Which means: the probability of x1 knowing that x_0 is whatever it is, the probability of x2 knowing that x_1, x_0 are whatever they are, the probability of x3 knowing that x_2, x_1, x_0 are whatever they are, and so on and so forth.

But this increases our computational complexity exponentially as len(x) grows

MIMIC solves this problem by limiting the learning, sacrificing perfect structure for performance.

MIMIC computes only pairwise conditional probabilities (using the current population), i.e. p(x_2 | x_1) instead of p(x_2 | x_1, x_0) and p(x_3 | x_2) instead of p(x_3 | x_2, x_1, x_0).

p(x) = p(x_0)*p(x_1 | x_0)*p(x_2 | x_1)*p(x_3 | x_2) ...

This decreases the accuracy of our estimation. the amount of decrease is rigorously measured by Kullback–Leibler divergence.

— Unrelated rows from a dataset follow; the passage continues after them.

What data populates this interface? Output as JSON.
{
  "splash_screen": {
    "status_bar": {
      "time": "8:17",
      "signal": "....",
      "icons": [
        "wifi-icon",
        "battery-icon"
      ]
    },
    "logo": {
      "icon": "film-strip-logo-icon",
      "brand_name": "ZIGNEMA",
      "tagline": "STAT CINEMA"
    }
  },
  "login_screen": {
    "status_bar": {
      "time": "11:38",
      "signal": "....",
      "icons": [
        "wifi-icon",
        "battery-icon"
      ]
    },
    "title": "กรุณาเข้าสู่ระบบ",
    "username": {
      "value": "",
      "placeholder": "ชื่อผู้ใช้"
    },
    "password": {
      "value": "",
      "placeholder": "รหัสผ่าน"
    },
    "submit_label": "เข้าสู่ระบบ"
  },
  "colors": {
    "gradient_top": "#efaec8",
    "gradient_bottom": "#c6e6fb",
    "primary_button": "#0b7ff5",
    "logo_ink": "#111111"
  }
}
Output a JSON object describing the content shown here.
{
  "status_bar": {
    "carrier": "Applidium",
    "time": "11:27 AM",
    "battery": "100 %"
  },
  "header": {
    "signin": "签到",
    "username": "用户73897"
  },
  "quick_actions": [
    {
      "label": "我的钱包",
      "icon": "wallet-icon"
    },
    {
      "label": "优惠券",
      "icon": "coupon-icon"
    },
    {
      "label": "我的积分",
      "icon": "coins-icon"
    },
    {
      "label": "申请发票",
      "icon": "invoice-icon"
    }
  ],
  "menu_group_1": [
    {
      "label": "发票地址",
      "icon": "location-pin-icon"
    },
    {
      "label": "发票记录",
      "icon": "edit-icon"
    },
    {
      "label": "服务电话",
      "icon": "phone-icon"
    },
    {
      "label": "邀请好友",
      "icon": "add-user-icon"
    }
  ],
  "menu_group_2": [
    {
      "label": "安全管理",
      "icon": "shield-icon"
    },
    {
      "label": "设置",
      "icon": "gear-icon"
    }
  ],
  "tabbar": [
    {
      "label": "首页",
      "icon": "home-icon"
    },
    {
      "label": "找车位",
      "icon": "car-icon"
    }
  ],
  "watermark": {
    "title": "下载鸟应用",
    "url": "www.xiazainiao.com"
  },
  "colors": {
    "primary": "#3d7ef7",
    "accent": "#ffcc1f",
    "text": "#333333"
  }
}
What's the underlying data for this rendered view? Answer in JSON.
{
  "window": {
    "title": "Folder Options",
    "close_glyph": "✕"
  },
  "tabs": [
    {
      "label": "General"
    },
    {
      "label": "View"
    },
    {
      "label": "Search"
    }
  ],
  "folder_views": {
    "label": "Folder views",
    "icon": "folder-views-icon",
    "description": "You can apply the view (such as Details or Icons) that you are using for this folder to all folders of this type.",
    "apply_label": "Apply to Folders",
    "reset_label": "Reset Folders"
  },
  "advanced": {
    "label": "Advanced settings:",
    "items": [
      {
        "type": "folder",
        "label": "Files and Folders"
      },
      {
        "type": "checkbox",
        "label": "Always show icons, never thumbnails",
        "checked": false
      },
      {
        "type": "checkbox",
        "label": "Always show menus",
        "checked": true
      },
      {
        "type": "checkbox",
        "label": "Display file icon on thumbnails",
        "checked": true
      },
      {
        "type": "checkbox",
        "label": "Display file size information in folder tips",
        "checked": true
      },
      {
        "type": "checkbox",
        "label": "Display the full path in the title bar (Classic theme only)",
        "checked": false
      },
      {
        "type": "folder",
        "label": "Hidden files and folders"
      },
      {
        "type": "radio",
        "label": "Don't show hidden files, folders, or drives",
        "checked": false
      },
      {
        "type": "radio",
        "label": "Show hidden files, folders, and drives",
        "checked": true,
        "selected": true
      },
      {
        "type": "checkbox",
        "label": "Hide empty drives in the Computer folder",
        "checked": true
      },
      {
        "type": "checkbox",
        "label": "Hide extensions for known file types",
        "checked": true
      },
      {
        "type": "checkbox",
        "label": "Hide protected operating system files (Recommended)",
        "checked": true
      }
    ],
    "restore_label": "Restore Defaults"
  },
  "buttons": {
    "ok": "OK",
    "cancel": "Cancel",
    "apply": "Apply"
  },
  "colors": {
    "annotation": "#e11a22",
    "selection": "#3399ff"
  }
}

The divergence between the perfect joint probability distribution and MIMIC's estimation is inevitable, but we will try to minimize this divergence by finding the best permutation.

The Permutation

The permutation is the limited structure that our algorithm learns.

Some variables have more impact on some than on others.

In the k-Colouring Problem, neighbouring vertices are intuitively more impactful on each other. If one is blue, the other is definitely not blue. Mutually independent variables have zero impact on each other.

The idea is to compute p(x_i | x_j)s in an order in which x_j has the most impact on x_i.

so, instead of computing

p(x) = p(x_0)*p(x_1 | x_0)*p(x_2 | x_1)*p(x_3 | x_2) ...

we can compute (for example)

p(x) = p(x_0)*p(x_2 | x_0)*p(x_1 | x_2)*p(x_3 | x_2) ...

Given that x_0 and x_2 are more dependent on each other, this would increase the accuracy of our estimation.

The amount of impact two variables have on each other is rigorously measured by mutual information. It is a measure of the mutual dependence between the two variables. In other words, it quantifies the amount of information obtained about one random variable by observing the other random variable.

The Tree

What's better than a path/chain? A Tree!

What if x_0 is so impactful that we would be better with just

p(x) = p(x_0)*p(x_1 | x_0)*p(x_2 | x_0)*p(x_3 | x_0) ...

This would be a star in a Dependency Tree.

Dependency Trees are Bayesian Networks or Dependency Graphs where every node has exactly one parent (except the root, which has None).

This improves our estimation further without any loss in performance.

Instead of computing the best permutation, I have chosen to compute the best tree. It may be hard to believe, but it was easier for me to implement it.

Wrapping up

Mutual Information Maximizing (MIM):

To build a model from a sample population, we first create a Mutual Information Graph gmi: A complete graph with each edge weighting its ends' mutual information. We then compute the best tree by finding the Maximum Spanning Tree of gmi. Maximizing M.I. ≡ minimizing entropy ≡ minimizing KL divergence

Eliciting Empirical Probabilities

In the process of model-building, we must deduce the empirical probabilities for each variable x_i.

This can be easily computed as follows:

p(x_i = c) is the percentage of xs in our population with x_i = c

Sampling

Generating samples from our model (Dependency Tree) is as you would think.

We choose a colour for the root based on its empirical probability p(root).

For every other node v, we choose a colour based on its empirical conditional probability p(v | parent(v)).

note that parent(v)'s colour should be chosen before v itself. This constraint is satisfied with BFS, DFS, and a lot of other tree traversal algorithms. I chose DFS for the simplicity of implementation.